You’re going to see more sleepiness, you’re going to see an increase in appetite, frequently eating more carbs, maybe more fat. People can gain weight, [experience] a lack of energy, more sleepiness as well; you get kind of sluggish in the winter. It’s kind of fascinating because it sounds a little bit like hibernation.

What causes SAD?

It does seem to be about light. The treatment often involves light therapy. That’s often the first line of treatment. There may be some connection with serotonin, which may also be related to how we process light in the brain. Some people say melatonin is involved because that also seems to be related to how we process light.

What does light therapy involve?

Well, there’s such thing as a lightbox — a bright, white light. You put the lightbox about 1 1/2 to 3 feet away from you and you can sit, you can eat your breakfast, you can file your nails, you can read the paper, but you just have it sort of close to you and in front of your face. You sit with it for 30 to 60 minutes once a day, generally in the morning.

What’s your advice to someone who’s feeling down at this time of year?

If someone is feeling blue and low down and they don’t meet full criteria for major depressive disorder, the first thing I would do is get outside. Take your lunch break, go out, sit outside, walk around the block, walk home, get off two subway stops before your house and walk the whole time. That alone might actually help.

Another thing that’s very, very helpful is exercise; exercise is almost a magic pill. It treats depression, it protects against dementia, it treats anxiety and it’s tremendously good for you at every kind of physical level. It is a very effective anti-depressant. If you can get out in the middle of the day and do some exercise, that’s a great thing. Sometimes, it doesn’t even take that much. It might just be walking.

If that’s not working, then a lightbox is certainly a possibility. Another possibility is just antidepressant medication. Also, psychotherapy can be helpful.

Like talk therapy?

Yeah. There are a whole range of types of cognitive behavioral therapy that treat depression, and they’re really focused on the symptoms.

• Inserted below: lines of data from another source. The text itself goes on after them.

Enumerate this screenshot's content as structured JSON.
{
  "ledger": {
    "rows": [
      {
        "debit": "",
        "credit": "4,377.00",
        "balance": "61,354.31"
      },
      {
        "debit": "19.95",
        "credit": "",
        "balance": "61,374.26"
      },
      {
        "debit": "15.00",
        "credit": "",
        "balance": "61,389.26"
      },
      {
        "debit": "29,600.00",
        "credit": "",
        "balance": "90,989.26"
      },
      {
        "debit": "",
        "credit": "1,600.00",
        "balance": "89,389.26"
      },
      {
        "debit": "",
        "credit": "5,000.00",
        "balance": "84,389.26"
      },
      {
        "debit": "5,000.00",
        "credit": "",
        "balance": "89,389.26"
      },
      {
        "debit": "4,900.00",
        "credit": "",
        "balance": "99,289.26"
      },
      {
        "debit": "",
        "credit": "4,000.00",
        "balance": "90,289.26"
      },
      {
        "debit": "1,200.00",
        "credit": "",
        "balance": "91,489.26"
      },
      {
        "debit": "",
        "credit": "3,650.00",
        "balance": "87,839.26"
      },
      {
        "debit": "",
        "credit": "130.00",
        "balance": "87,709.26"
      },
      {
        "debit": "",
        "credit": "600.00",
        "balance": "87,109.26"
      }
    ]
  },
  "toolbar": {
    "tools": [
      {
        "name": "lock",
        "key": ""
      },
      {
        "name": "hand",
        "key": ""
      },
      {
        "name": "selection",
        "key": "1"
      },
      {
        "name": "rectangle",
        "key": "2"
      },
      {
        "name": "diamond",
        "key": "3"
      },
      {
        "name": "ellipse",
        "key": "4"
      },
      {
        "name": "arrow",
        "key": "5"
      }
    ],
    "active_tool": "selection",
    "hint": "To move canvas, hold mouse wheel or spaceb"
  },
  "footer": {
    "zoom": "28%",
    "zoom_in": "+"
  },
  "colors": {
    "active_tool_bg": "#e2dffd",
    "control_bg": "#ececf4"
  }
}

There’s something called behavioral activation, which basically means, get out and do things—because people who are depressed withdraw. In particular, winter-based depressions tend to make you want to hibernate. You stay home, you don’t socialize, you don’t do anything, and that only makes the depression worse. It can feel counterintuitive to a depressed person to tell them to go do exactly what they don’t want to do, but that actually helps them.